Thought to result from misdirection of the third cranial nerve fibers from their original destination to alternate third cranial nerve controlled muscles (e.g., inferior rectus to the pupil).

  • Aberrancy from congenital third cranial nerve palsies: Can be seen in up to two-thirds of these patients.
  • Aberrancy from prior acquired third cranial nerve palsies: Seen most often in patients recovering from third cranial nerve damage by trauma or compression by a posterior communicating artery aneurysm.
  • Primary aberrant regeneration: A term used to describe the presence of aberrant regeneration in a patient who has no history of a third cranial nerve palsy.

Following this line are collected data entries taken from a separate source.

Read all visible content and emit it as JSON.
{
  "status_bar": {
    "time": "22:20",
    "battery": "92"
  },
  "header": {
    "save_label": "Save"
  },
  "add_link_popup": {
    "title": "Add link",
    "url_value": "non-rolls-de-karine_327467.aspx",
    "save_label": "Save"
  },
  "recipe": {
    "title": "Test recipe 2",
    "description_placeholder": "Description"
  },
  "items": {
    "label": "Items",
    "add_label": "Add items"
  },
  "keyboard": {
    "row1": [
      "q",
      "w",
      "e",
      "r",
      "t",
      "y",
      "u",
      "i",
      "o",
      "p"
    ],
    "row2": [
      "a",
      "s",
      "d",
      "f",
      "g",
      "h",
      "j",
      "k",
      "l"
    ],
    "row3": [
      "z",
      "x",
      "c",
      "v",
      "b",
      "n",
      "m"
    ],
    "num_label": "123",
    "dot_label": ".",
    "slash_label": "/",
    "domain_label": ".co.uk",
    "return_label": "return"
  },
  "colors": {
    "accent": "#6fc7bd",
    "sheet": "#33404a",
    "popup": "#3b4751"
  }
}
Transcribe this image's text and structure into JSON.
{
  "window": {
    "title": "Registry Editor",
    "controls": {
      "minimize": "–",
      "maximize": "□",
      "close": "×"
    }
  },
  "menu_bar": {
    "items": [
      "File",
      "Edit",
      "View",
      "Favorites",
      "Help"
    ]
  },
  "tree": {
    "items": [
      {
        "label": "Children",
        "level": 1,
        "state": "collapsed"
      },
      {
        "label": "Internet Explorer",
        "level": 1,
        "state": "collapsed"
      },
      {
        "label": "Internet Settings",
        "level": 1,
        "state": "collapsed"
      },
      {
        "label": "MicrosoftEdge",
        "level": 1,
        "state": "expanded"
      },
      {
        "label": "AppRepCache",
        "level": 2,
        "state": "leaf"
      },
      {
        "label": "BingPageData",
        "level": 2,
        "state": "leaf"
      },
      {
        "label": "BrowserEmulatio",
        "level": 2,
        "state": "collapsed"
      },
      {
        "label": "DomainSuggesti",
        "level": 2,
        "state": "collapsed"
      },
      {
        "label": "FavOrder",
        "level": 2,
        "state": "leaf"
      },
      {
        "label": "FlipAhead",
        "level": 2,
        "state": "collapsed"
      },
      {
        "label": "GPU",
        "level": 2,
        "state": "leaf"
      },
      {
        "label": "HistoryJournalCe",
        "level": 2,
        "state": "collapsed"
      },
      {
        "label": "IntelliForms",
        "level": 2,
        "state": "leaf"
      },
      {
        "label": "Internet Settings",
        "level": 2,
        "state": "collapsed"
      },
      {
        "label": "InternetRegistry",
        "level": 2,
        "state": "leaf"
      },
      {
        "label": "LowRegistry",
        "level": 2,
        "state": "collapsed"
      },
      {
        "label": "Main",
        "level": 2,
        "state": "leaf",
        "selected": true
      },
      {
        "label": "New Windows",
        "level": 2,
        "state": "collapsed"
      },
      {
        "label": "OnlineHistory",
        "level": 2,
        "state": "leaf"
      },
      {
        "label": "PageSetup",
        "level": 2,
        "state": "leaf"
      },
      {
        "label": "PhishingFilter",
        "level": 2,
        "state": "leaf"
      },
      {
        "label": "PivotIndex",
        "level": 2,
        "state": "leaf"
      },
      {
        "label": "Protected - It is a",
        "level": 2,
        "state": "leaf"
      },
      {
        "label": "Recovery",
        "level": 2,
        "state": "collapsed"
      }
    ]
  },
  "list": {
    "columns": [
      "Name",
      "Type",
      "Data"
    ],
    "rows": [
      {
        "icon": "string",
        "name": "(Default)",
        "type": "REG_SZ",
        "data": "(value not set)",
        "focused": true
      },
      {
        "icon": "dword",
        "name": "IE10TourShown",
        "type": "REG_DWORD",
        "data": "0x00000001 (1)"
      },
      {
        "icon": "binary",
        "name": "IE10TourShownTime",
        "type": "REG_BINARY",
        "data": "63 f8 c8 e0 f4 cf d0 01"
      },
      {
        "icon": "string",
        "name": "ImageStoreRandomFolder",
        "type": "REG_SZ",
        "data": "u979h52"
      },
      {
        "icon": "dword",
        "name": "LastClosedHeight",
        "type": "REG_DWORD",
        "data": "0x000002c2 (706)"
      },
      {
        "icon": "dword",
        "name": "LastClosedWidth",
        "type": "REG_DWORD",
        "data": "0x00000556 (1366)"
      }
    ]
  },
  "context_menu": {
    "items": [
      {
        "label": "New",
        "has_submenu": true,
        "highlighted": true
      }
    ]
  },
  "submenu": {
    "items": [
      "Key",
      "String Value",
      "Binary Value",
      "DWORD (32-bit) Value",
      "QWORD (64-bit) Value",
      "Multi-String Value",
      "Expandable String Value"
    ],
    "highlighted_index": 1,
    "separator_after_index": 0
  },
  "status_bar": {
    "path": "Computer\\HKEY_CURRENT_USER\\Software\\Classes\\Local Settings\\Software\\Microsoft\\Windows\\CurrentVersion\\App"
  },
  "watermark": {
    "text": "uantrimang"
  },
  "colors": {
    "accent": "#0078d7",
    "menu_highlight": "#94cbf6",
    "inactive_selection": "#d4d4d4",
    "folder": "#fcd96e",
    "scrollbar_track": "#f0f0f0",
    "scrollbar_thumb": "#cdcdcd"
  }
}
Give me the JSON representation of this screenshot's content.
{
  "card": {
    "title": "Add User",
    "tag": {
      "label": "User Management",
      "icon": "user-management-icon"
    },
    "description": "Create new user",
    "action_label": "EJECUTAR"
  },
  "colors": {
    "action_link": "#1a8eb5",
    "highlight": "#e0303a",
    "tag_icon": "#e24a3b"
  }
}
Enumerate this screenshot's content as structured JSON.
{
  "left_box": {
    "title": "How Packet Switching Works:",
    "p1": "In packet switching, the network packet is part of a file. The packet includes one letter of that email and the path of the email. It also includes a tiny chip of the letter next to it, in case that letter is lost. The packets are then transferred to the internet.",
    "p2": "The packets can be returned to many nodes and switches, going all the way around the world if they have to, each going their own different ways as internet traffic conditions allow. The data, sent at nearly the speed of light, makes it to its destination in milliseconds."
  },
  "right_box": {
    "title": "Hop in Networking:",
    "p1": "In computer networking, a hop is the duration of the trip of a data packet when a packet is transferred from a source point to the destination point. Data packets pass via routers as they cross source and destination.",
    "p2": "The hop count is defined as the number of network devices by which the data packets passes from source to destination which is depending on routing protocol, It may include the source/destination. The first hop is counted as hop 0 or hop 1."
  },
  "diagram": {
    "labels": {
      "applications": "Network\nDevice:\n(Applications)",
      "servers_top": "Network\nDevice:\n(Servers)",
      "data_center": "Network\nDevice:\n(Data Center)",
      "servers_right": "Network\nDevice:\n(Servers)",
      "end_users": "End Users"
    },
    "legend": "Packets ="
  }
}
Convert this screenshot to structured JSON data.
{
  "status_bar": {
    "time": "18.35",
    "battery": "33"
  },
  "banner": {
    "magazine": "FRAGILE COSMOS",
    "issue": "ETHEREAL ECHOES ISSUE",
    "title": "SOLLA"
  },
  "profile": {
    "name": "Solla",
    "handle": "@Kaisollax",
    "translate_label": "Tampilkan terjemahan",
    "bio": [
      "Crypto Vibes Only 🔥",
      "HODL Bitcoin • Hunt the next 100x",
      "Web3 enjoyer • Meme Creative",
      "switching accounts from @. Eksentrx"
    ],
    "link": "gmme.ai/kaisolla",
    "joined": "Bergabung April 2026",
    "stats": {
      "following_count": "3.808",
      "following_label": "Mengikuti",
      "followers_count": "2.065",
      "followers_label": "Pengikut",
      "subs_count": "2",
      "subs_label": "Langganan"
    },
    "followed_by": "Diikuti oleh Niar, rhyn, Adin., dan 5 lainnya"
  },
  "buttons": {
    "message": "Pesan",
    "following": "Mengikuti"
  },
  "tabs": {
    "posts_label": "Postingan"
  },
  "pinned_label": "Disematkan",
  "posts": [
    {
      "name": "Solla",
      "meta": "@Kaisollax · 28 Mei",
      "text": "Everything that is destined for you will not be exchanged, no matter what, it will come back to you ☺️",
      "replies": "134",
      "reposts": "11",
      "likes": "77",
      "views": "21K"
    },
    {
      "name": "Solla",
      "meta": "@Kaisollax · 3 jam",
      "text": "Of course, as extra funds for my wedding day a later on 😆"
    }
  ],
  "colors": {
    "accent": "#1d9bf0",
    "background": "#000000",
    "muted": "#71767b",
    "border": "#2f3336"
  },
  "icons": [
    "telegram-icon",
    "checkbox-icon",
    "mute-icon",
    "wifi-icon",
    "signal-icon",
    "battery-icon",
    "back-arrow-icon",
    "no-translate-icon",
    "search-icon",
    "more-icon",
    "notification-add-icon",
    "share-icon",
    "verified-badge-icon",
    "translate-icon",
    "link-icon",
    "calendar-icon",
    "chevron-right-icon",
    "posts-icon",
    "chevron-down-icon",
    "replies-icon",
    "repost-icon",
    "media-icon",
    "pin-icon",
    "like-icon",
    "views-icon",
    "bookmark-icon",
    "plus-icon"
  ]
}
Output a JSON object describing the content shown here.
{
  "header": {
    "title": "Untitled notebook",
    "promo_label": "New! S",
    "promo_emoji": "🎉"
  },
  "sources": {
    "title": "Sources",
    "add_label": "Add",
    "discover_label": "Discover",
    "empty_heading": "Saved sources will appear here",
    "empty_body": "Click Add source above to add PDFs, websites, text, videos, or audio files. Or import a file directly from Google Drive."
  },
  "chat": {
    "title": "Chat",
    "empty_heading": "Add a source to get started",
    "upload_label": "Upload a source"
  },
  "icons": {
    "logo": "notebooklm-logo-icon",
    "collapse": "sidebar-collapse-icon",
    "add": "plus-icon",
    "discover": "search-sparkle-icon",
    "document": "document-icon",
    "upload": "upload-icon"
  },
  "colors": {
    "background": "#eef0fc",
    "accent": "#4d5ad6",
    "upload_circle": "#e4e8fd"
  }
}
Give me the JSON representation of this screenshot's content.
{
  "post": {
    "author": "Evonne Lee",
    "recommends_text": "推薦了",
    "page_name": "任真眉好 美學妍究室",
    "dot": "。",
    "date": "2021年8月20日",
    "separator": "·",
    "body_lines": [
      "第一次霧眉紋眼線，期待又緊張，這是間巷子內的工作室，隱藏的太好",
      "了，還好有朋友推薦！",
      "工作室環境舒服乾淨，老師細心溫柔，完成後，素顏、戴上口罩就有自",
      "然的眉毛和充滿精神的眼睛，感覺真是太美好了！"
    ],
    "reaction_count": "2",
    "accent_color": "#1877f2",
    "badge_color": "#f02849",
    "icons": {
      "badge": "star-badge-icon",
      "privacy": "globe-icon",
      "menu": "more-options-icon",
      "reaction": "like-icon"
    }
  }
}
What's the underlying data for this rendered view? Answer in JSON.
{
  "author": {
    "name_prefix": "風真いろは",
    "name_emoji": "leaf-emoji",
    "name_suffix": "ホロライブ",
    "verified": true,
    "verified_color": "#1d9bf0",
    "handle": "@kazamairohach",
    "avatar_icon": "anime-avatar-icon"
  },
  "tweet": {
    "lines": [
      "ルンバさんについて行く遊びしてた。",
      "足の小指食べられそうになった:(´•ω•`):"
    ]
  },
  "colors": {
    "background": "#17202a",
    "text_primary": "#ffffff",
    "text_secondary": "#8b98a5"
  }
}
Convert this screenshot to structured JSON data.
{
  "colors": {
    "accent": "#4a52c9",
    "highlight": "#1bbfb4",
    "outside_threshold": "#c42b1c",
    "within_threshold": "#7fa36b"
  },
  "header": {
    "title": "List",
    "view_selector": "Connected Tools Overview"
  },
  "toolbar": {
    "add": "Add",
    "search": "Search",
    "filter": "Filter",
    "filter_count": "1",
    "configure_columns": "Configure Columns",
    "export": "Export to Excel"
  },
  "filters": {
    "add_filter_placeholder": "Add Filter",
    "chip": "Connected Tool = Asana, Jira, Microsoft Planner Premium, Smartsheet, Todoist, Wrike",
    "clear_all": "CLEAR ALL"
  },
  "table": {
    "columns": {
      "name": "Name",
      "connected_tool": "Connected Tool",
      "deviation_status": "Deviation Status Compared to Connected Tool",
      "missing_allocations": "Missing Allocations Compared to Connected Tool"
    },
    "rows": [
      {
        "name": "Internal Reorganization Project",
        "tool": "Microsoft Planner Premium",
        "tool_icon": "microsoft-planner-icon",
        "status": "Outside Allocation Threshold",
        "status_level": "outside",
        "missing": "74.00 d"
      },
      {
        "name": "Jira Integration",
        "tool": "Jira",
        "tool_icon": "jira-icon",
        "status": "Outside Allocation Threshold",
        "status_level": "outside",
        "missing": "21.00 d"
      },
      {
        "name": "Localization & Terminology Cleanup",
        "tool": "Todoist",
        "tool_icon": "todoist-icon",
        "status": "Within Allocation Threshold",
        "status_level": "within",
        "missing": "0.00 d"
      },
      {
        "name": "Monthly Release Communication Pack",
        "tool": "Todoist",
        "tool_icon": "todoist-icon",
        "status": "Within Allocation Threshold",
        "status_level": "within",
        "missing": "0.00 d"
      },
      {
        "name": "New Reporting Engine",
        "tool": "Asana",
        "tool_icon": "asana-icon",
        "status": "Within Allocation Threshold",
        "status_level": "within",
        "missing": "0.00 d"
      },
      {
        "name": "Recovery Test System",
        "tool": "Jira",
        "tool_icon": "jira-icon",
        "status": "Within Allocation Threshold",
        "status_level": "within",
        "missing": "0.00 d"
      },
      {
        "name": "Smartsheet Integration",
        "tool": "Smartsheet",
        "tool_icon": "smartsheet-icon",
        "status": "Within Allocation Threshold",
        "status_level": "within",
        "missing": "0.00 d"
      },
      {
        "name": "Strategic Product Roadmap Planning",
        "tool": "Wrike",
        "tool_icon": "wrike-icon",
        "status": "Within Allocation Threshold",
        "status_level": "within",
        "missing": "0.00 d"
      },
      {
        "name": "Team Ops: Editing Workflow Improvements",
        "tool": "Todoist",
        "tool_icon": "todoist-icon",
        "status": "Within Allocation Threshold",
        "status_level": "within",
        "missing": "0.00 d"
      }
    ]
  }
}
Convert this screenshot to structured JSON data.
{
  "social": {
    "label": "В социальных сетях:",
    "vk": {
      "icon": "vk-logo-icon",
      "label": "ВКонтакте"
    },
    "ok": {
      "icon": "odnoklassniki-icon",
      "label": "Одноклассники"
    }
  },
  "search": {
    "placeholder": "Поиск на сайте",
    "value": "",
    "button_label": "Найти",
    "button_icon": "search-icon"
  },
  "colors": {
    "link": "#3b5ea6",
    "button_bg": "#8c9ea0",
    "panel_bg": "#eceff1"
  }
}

Usually indicates the presence of a progressively enlarging parasellar lesion such as a carotid aneurysm or meningioma within the cavernous sinus.

Work Up

Workup
  1. Aberrancy from congenital: None. Document workup of prior congenital third cranial nerve palsy.
  2. Aberrancy from acquired: See 10.5, ISOLATED THIRD CRANIAL NERVE PALSY. Document workup of prior acquired third cranial nerve palsy if previously obtained.
  3. Primary aberrancy: All patients must undergo neuroimaging to rule out slowly compressive lesion or aneurysm.
NOTE:

Ischemic third cranial nerve palsies DO NOT produce aberrancy. If aberrant regeneration develops in a presumed ischemic palsy, neuroimaging should be performed.

Treatment

  1. Treat the underlying disorder.
  2. Consider strabismus surgery if significant symptoms are present.

Follow Up

  1. Aberrancy from congenital: Routine.
  2. Aberrancy from acquired: As per the underlying disorder identified in the workup.
  3. Primary aberrancy: As per neuroimaging and clinical examination findings. Patients are instructed to return immediately for any changes (e.g., ptosis, diplopia, sensory abnormality).